Baltimore Gas & Electric is giving it the old college try, in the hopes of winning over the Maryland Public Service Commission this time around.
The Maryland Public Service Commission will begin reviewing BGE's proposal for a smart meter rollout today. BGE resubmitted its amended proposal on Monday after the state PSC rejected its initial smart grid plan in June.
At risk is $200 million of stimulus money from the Department of Energy, which will be recalled if the proposal is not accepted by July 30. BGE says the current installation will save its customers $2.6 billion over 15 years.
The original proposal called for rate increases to pay for the project upfront, as well as mandatory time-of-use pricing. The current plan still calls for some increases (about 30 cents per user per month according to the filing), but BGE claims that will be offset by an average customer savings of about $100 per year.
The total cost to customers will come at about $160 million over the life of the project, according to the proposal, which will be recouped as the project gets underway by charging customers a fraction of what the original plan called for.

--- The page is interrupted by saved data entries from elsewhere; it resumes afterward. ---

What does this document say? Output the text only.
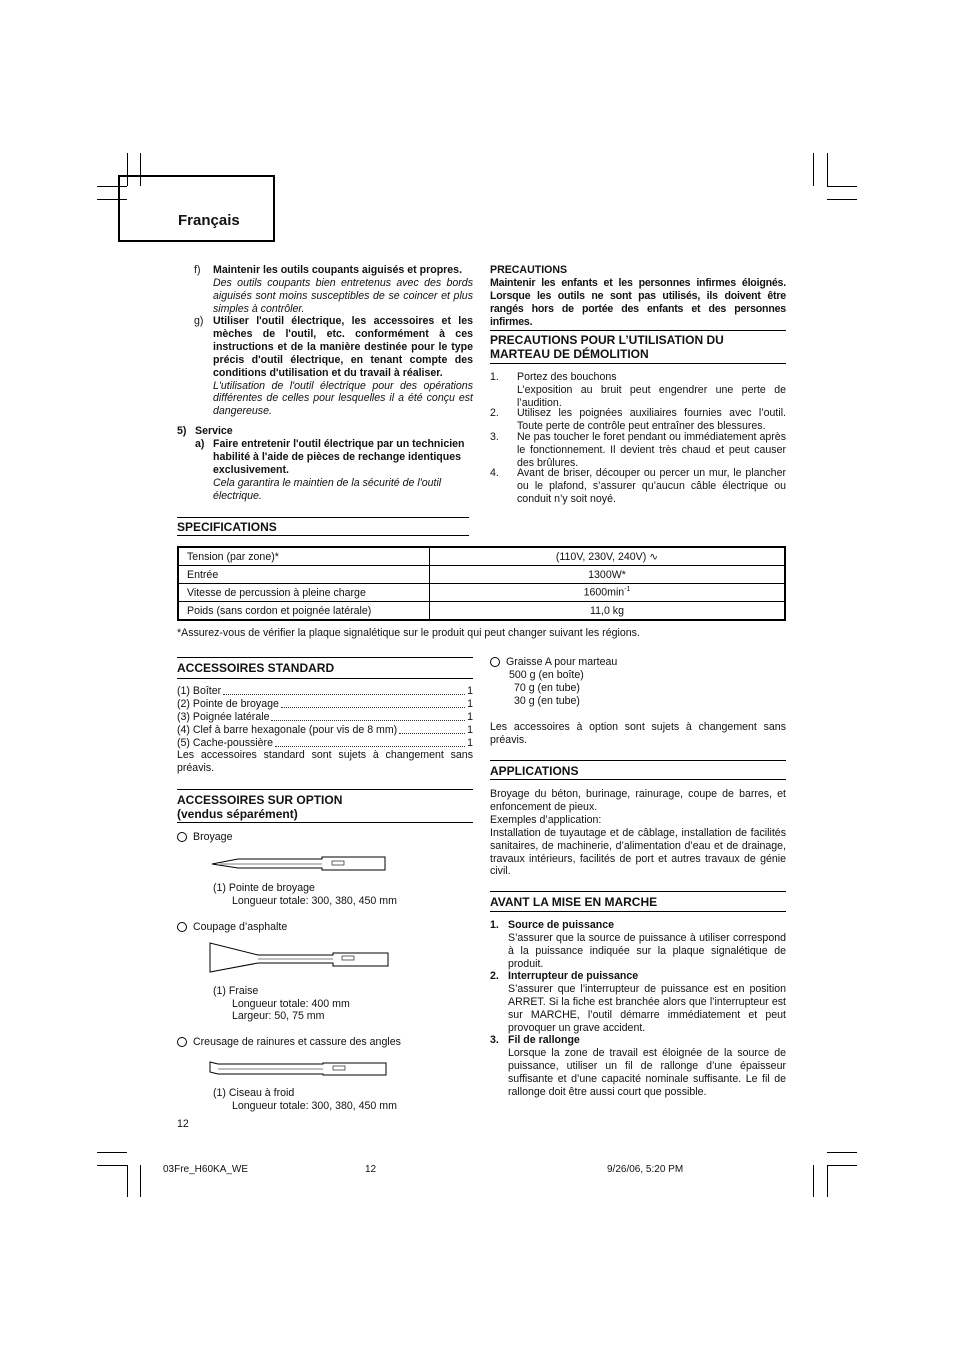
Français
f) Maintenir les outils coupants aiguisés et propres.
Des outils coupants bien entretenus avec des bords aiguisés sont moins susceptibles de se coincer et plus simples à contrôler.
g) Utiliser l'outil électrique, les accessoires et les mèches de l'outil, etc. conformément à ces instructions et de la manière destinée pour le type précis d'outil électrique, en tenant compte des conditions d'utilisation et du travail à réaliser.
L'utilisation de l'outil électrique pour des opérations différentes de celles pour lesquelles il a été conçu est dangereuse.
5) Service
a) Faire entretenir l'outil électrique par un technicien habilité à l'aide de pièces de rechange identiques exclusivement.
Cela garantira le maintien de la sécurité de l'outil électrique.
PRECAUTIONS
Maintenir les enfants et les personnes infirmes éloignés. Lorsque les outils ne sont pas utilisés, ils doivent être rangés hors de portée des enfants et des personnes infirmes.
PRECAUTIONS POUR L’UTILISATION DU
MARTEAU DE DÉMOLITION
1. Portez des bouchons
L’exposition au bruit peut engendrer une perte de l’audition.
2. Utilisez les poignées auxiliaires fournies avec l’outil. Toute perte de contrôle peut entraîner des blessures.
3. Ne pas toucher le foret pendant ou immédiatement après le fonctionnement. Il devient très chaud et peut causer des brûlures.
4. Avant de briser, découper ou percer un mur, le plancher ou le plafond, s’assurer qu’aucun câble électrique ou conduit n’y soit noyé.
SPECIFICATIONS
Tension (par zone)*	(110V, 230V, 240V) ∿
Entrée	1300W*
Vitesse de percussion à pleine charge	$1600\min^{-1}$
Poids (sans cordon et poignée latérale)	11,0 kg
*Assurez-vous de vérifier la plaque signalétique sur le produit qui peut changer suivant les régions.
ACCESSOIRES STANDARD
(1) Boîter	1
(2) Pointe de broyage	1
(3) Poignée latérale	1
(4) Clef à barre hexagonale (pour vis de 8 mm)	1
(5) Cache-poussière	1
Les accessoires standard sont sujets à changement sans préavis.
ACCESSOIRES SUR OPTION
(vendus séparément)
Broyage
(1) Pointe de broyage
Longueur totale: 300, 380, 450 mm
Coupage d’asphalte
(1) Fraise
Longueur totale: 400 mm
Largeur: 50, 75 mm
Creusage de rainures et cassure des angles
(1) Ciseau à froid
Longueur totale: 300, 380, 450 mm
12
Graisse A pour marteau
500 g (en boîte)
70 g (en tube)
30 g (en tube)
Les accessoires à option sont sujets à changement sans préavis.
APPLICATIONS
Broyage du béton, burinage, rainurage, coupe de barres, et enfoncement de pieux.
Exemples d’application:
Installation de tuyautage et de câblage, installation de facilités sanitaires, de machinerie, d’alimentation d’eau et de drainage, travaux intérieurs, facilités de port et autres travaux de génie civil.
AVANT LA MISE EN MARCHE
1. Source de puissance
S’assurer que la source de puissance à utiliser correspond à la puissance indiquée sur la plaque signalétique de produit.
2. Interrupteur de puissance
S’assurer que l’interrupteur de puissance est en position ARRET. Si la fiche est branchée alors que l’interrupteur est sur MARCHE, l’outil démarre immédiatement et peut provoquer un grave accident.
3. Fil de rallonge
Lorsque la zone de travail est éloignée de la source de puissance, utiliser un fil de rallonge d’une épaisseur suffisante et d’une capacité nominale suffisante. Le fil de rallonge doit être aussi court que possible.
03Fre_H60KA_WE	12	9/26/06, 5:20 PM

The Maryland PSC suggested the utility pay for this proposal as a regulatory asset, but BGE argues that smart grid upgrades are not classic utility infrastructure improvements and require a hybrid approach where it can recover 25 percent of costs while the project is being implemented and the rest through future base rate cases.

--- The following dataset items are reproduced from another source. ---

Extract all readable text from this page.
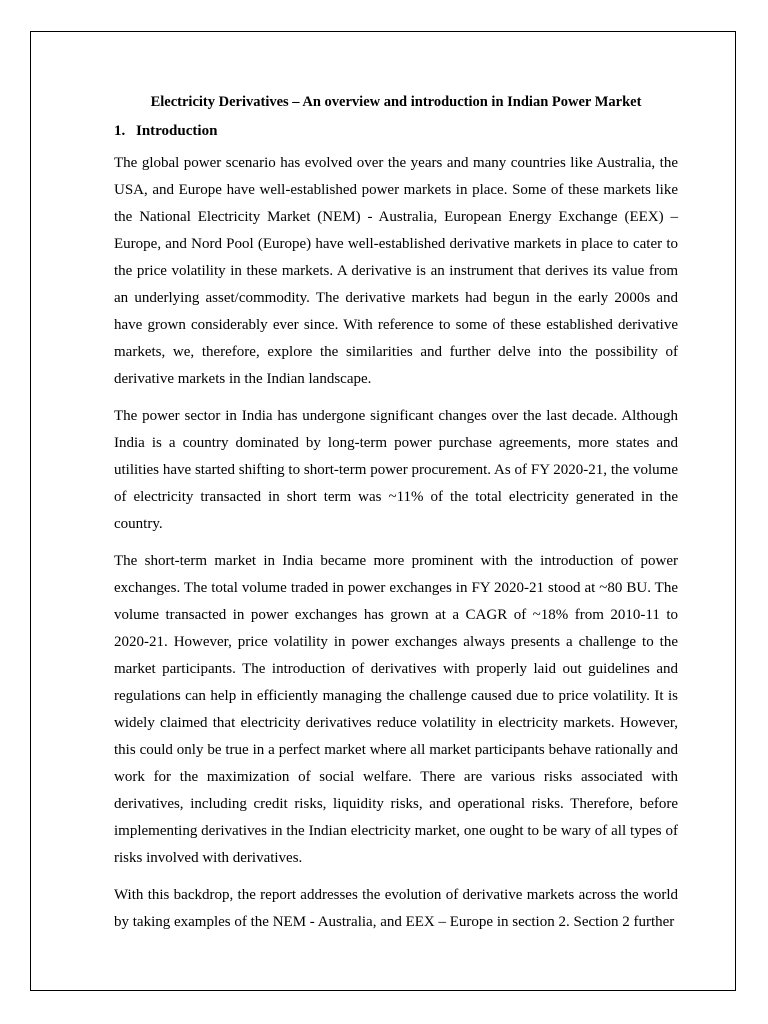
Electricity Derivatives – An overview and introduction in Indian Power Market
1. Introduction

The global power scenario has evolved over the years and many countries like Australia, the USA, and Europe have well-established power markets in place. Some of these markets like the National Electricity Market (NEM) - Australia, European Energy Exchange (EEX) – Europe, and Nord Pool (Europe) have well-established derivative markets in place to cater to the price volatility in these markets. A derivative is an instrument that derives its value from an underlying asset/commodity. The derivative markets had begun in the early 2000s and have grown considerably ever since. With reference to some of these established derivative markets, we, therefore, explore the similarities and further delve into the possibility of derivative markets in the Indian landscape.

The power sector in India has undergone significant changes over the last decade. Although India is a country dominated by long-term power purchase agreements, more states and utilities have started shifting to short-term power procurement. As of FY 2020-21, the volume of electricity transacted in short term was ~11% of the total electricity generated in the country.

The short-term market in India became more prominent with the introduction of power exchanges. The total volume traded in power exchanges in FY 2020-21 stood at ~80 BU. The volume transacted in power exchanges has grown at a CAGR of ~18% from 2010-11 to 2020-21. However, price volatility in power exchanges always presents a challenge to the market participants. The introduction of derivatives with properly laid out guidelines and regulations can help in efficiently managing the challenge caused due to price volatility. It is widely claimed that electricity derivatives reduce volatility in electricity markets. However, this could only be true in a perfect market where all market participants behave rationally and work for the maximization of social welfare. There are various risks associated with derivatives, including credit risks, liquidity risks, and operational risks. Therefore, before implementing derivatives in the Indian electricity market, one ought to be wary of all types of risks involved with derivatives.

With this backdrop, the report addresses the evolution of derivative markets across the world by taking examples of the NEM - Australia, and EEX – Europe in section 2. Section 2 further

BGE claims that a tracker, which will allow for gradually phasing in the cost to customers, is not a guaranteed cost recovery mechanism, and that it provides opportunity for review. The proposal suggests semi-annual reviews of the tracker to ensure that customers aren't being swindled.
BGE also scrapped mandatory TOU pricing and instead made it optional for customers to pay lower rates during off-peak, while also enrolling everyone in a rebate plan for those who conserve energy during peak demand, similar to a plan that Washington D.C. is considering.
The utility also moved up its schedule for unveiling an energy management portal for its customers to October 2011, which will be much closer to the initial deployment of meters. In the first proposal, the portal was not proposed until nearly one year after meters were to start being installed. Many experts feel as though long delays in web portals have hurt some smart meter rollouts. However, BGE did not seem to take lessons learned from other utilities' smart meter deployments (other than making the case for recouping costs using a tracker) -- as lack of consumer engagement has been been a constant criticism of smart grid projects.
Maryland PSC is now establishing a schedule to reassess the BGE proposal, and it is unclear where the DOE funds will be allocated if the PSC rejects the current plan or does not make a decision within two weeks.